I am new to the Betta world. I'm an adult too, and when I was a child I never had one of these fish because I thought they were like pirahna and mean. I never liked mean creatures. So, I've had fish, just not these fish. 

So, what I'm wondering, since I've never heard of it until online shopping e-bay and on the betta eating silk plants thread;- Why do betta need "resting plants"?. I don't understand this phenomena. And, am wondering if someone can explain why there are things like $15 betta hammocks :shock: (special leaf) for sale? If need be, i'll make a hammock out of live leaf & change it.


----------



## Tisia (Mar 15, 2011)

I don't think they necessarily need them, but you don't technically need to have a bed in your bedroom either, it's just much more comfy and relaxing than laying on the floor


----------



## Silverfang (Mar 25, 2011)

I know my boy loves his live plants. He swims around, tries to get himself through the roots, and even naps in them. I have a floating plant, I believe it is water wisteria.


----------



## DearAmbellina (Apr 22, 2011)

My Otus loves his pothos  He lays on the submerged leaves as well as the vines.
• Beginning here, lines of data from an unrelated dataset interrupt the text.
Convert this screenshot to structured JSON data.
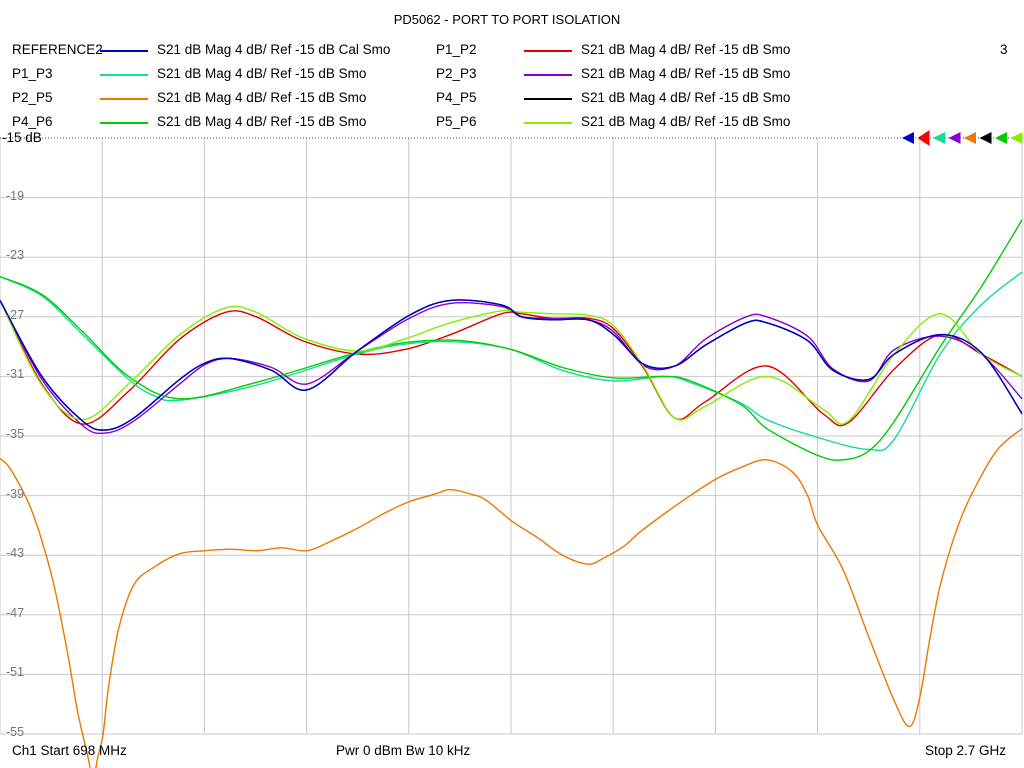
{
  "chart_data": {
    "type": "line",
    "title": "PD5062 - PORT TO PORT ISOLATION",
    "channel_number": "3",
    "ref_label": "-15 dB",
    "x_start_mhz": 698,
    "x_stop_mhz": 2700,
    "ylim": [
      -55,
      -15
    ],
    "yticks": [
      "-19",
      "-23",
      "-27",
      "-31",
      "-35",
      "-39",
      "-43",
      "-47",
      "-51",
      "-55"
    ],
    "grid": true,
    "footer": {
      "start": "Ch1  Start  698 MHz",
      "center": "Pwr  0 dBm  Bw  10 kHz",
      "stop": "Stop  2.7 GHz"
    },
    "legend": [
      {
        "name": "REFERENCE2",
        "desc": "S21  dB Mag  4 dB/ Ref -15 dB  Cal Smo",
        "color": "#0000cc"
      },
      {
        "name": "P1_P2",
        "desc": "S21  dB Mag  4 dB/ Ref -15 dB  Smo",
        "color": "#dd0000"
      },
      {
        "name": "P1_P3",
        "desc": "S21  dB Mag  4 dB/ Ref -15 dB  Smo",
        "color": "#11dd99"
      },
      {
        "name": "P2_P3",
        "desc": "S21  dB Mag  4 dB/ Ref -15 dB  Smo",
        "color": "#8800cc"
      },
      {
        "name": "P2_P5",
        "desc": "S21  dB Mag  4 dB/ Ref -15 dB  Smo",
        "color": "#ee7700"
      },
      {
        "name": "P4_P5",
        "desc": "S21  dB Mag  4 dB/ Ref -15 dB  Smo",
        "color": "#000000"
      },
      {
        "name": "P4_P6",
        "desc": "S21  dB Mag  4 dB/ Ref -15 dB  Smo",
        "color": "#00cc00"
      },
      {
        "name": "P5_P6",
        "desc": "S21  dB Mag  4 dB/ Ref -15 dB  Smo",
        "color": "#88ee00"
      }
    ],
    "marker_colors": [
      "#0000cc",
      "#ff0000",
      "#11dd99",
      "#8800cc",
      "#ee7700",
      "#000000",
      "#00cc00",
      "#88ee00"
    ],
    "series": [
      {
        "name": "P1_P2",
        "color": "#dd0000",
        "x": [
          698,
          780,
          860,
          950,
          1050,
          1140,
          1200,
          1290,
          1398,
          1490,
          1580,
          1680,
          1720,
          1780,
          1850,
          1900,
          1960,
          2020,
          2080,
          2200,
          2310,
          2360,
          2450,
          2540,
          2620,
          2700
        ],
        "y": [
          -25.9,
          -31.5,
          -34.2,
          -32.0,
          -28.5,
          -26.7,
          -27.0,
          -28.6,
          -29.5,
          -29.2,
          -28.2,
          -26.8,
          -26.8,
          -27.1,
          -27.1,
          -27.8,
          -30.5,
          -33.8,
          -32.7,
          -30.3,
          -33.5,
          -34.1,
          -30.5,
          -28.2,
          -29.5,
          -31.0
        ]
      },
      {
        "name": "P1_P3",
        "color": "#11dd99",
        "x": [
          698,
          780,
          860,
          950,
          1000,
          1050,
          1200,
          1398,
          1500,
          1600,
          1700,
          1800,
          1900,
          2000,
          2050,
          2150,
          2200,
          2300,
          2400,
          2450,
          2540,
          2620,
          2700
        ],
        "y": [
          -24.3,
          -25.6,
          -28.2,
          -31.2,
          -32.3,
          -32.6,
          -31.6,
          -29.5,
          -28.8,
          -28.7,
          -29.2,
          -30.6,
          -31.3,
          -31.0,
          -31.4,
          -32.8,
          -33.9,
          -35.1,
          -35.9,
          -35.2,
          -29.5,
          -26.2,
          -24.0
        ]
      },
      {
        "name": "P2_P3",
        "color": "#8800cc",
        "x": [
          698,
          780,
          860,
          905,
          960,
          1050,
          1100,
          1150,
          1230,
          1300,
          1398,
          1500,
          1580,
          1680,
          1720,
          1780,
          1850,
          1900,
          1960,
          2020,
          2080,
          2160,
          2200,
          2280,
          2330,
          2400,
          2450,
          2540,
          2620,
          2700
        ],
        "y": [
          -25.9,
          -31.2,
          -34.3,
          -34.8,
          -34.0,
          -31.5,
          -30.2,
          -29.8,
          -30.4,
          -31.5,
          -29.3,
          -27.1,
          -26.1,
          -26.3,
          -27.0,
          -27.1,
          -27.2,
          -28.0,
          -30.3,
          -30.3,
          -28.5,
          -27.0,
          -27.0,
          -28.3,
          -30.5,
          -31.3,
          -29.2,
          -28.3,
          -29.5,
          -32.5
        ]
      },
      {
        "name": "P2_P5",
        "color": "#ee7700",
        "x": [
          698,
          720,
          760,
          800,
          830,
          850,
          870,
          880,
          890,
          900,
          910,
          930,
          960,
          1000,
          1050,
          1100,
          1150,
          1200,
          1250,
          1300,
          1350,
          1398,
          1450,
          1500,
          1550,
          1580,
          1620,
          1650,
          1700,
          1750,
          1800,
          1850,
          1880,
          1920,
          1950,
          2000,
          2050,
          2100,
          2150,
          2200,
          2250,
          2280,
          2300,
          2350,
          2400,
          2450,
          2480,
          2500,
          2520,
          2540,
          2570,
          2600,
          2650,
          2700
        ],
        "y": [
          -36.5,
          -37.3,
          -40.0,
          -44.5,
          -49.5,
          -53.5,
          -56.5,
          -58.0,
          -56.5,
          -55.0,
          -52.0,
          -48.0,
          -45.0,
          -43.8,
          -42.9,
          -42.7,
          -42.6,
          -42.7,
          -42.5,
          -42.7,
          -42.0,
          -41.2,
          -40.2,
          -39.4,
          -38.9,
          -38.6,
          -38.9,
          -39.3,
          -40.7,
          -41.8,
          -43.0,
          -43.6,
          -43.2,
          -42.4,
          -41.5,
          -40.2,
          -39.0,
          -37.9,
          -37.1,
          -36.6,
          -37.4,
          -39.0,
          -41.0,
          -44.0,
          -48.5,
          -52.8,
          -54.5,
          -52.5,
          -48.5,
          -45.0,
          -41.5,
          -39.0,
          -36.0,
          -34.5
        ]
      },
      {
        "name": "P4_P5",
        "color": "#000000",
        "x": [
          698,
          780,
          860,
          905,
          960,
          1050,
          1100,
          1150,
          1230,
          1300,
          1398,
          1500,
          1580,
          1680,
          1720,
          1780,
          1850,
          1900,
          1960,
          2020,
          2080,
          2160,
          2200,
          2280,
          2330,
          2400,
          2450,
          2540,
          2620,
          2700
        ],
        "y": [
          -25.9,
          -31.0,
          -34.0,
          -34.6,
          -33.8,
          -31.2,
          -30.1,
          -29.8,
          -30.6,
          -31.9,
          -29.3,
          -26.9,
          -25.9,
          -26.2,
          -27.0,
          -27.2,
          -27.2,
          -28.2,
          -30.2,
          -30.3,
          -28.9,
          -27.4,
          -27.4,
          -28.6,
          -30.6,
          -31.2,
          -29.5,
          -28.2,
          -29.4,
          -33.5
        ]
      },
      {
        "name": "P4_P6",
        "color": "#00cc00",
        "x": [
          698,
          780,
          860,
          950,
          1050,
          1200,
          1398,
          1500,
          1600,
          1700,
          1800,
          1900,
          2000,
          2050,
          2150,
          2200,
          2300,
          2350,
          2400,
          2450,
          2540,
          2620,
          2700
        ],
        "y": [
          -24.3,
          -25.5,
          -28.0,
          -31.0,
          -32.5,
          -31.4,
          -29.4,
          -28.7,
          -28.6,
          -29.2,
          -30.4,
          -31.1,
          -31.0,
          -31.3,
          -32.9,
          -34.5,
          -36.3,
          -36.6,
          -36.0,
          -34.0,
          -29.0,
          -25.0,
          -20.5
        ]
      },
      {
        "name": "P5_P6",
        "color": "#88ee00",
        "x": [
          698,
          780,
          860,
          950,
          1050,
          1140,
          1200,
          1290,
          1398,
          1490,
          1580,
          1680,
          1720,
          1780,
          1850,
          1900,
          1960,
          2020,
          2080,
          2200,
          2310,
          2360,
          2450,
          2540,
          2620,
          2700
        ],
        "y": [
          -25.9,
          -31.6,
          -33.9,
          -31.5,
          -28.2,
          -26.4,
          -26.7,
          -28.4,
          -29.3,
          -28.5,
          -27.4,
          -26.6,
          -26.7,
          -26.8,
          -26.9,
          -27.6,
          -30.4,
          -33.8,
          -33.0,
          -31.0,
          -33.2,
          -34.0,
          -29.5,
          -26.8,
          -29.5,
          -31.0
        ]
      },
      {
        "name": "REFERENCE2",
        "color": "#0000cc",
        "x": [
          698,
          780,
          860,
          905,
          960,
          1050,
          1100,
          1150,
          1230,
          1300,
          1398,
          1500,
          1580,
          1680,
          1720,
          1780,
          1850,
          1900,
          1960,
          2020,
          2080,
          2160,
          2200,
          2280,
          2330,
          2400,
          2450,
          2540,
          2620,
          2700
        ],
        "y": [
          -25.9,
          -31.0,
          -34.0,
          -34.6,
          -33.8,
          -31.2,
          -30.1,
          -29.8,
          -30.6,
          -31.9,
          -29.3,
          -26.9,
          -25.9,
          -26.2,
          -27.0,
          -27.2,
          -27.2,
          -28.2,
          -30.2,
          -30.3,
          -28.9,
          -27.4,
          -27.4,
          -28.6,
          -30.6,
          -31.2,
          -29.5,
          -28.2,
          -29.4,
          -33.5
        ]
      }
    ]
  }
}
My snails also seem to like napping on the leaves.


----------



## roypattonphoto (Mar 19, 2011)

Plants r the way to go.....

Its beter for them to lay on something soft than h gravel.. my 4 dollar petsmart hammock was the best buy I've made and it has gotten the more then enough use.... 

I neverknew fish to lay and rest like the betta... until I got elvis... he'd get on top of his little vase decor and lay on side and completely stop moving.. I thought he just up and died gt close to the tank and he jumped up and took off for the aces around the tank.... scared me to death...


----------



## Made2party (Jul 20, 2012)

i would not buy them for 15 they have them @ Petsmart for 3.99+ Tax


----------



## Catie79 (Jan 22, 2012)

I got a tube of water wisteria at Petsmart and floated it on the top of my fish's tank. He likes to wiggle in so that the leaves have taken his weight and then nap like that. The other male snoozes on the hornwort floating in his tank. It's a nice combination of support and being out of sight that makes them comfortable.

You can get live plants for pretty cheap, they're a good way to go. Floating plants you just have to chuck in the top and let them go.


----------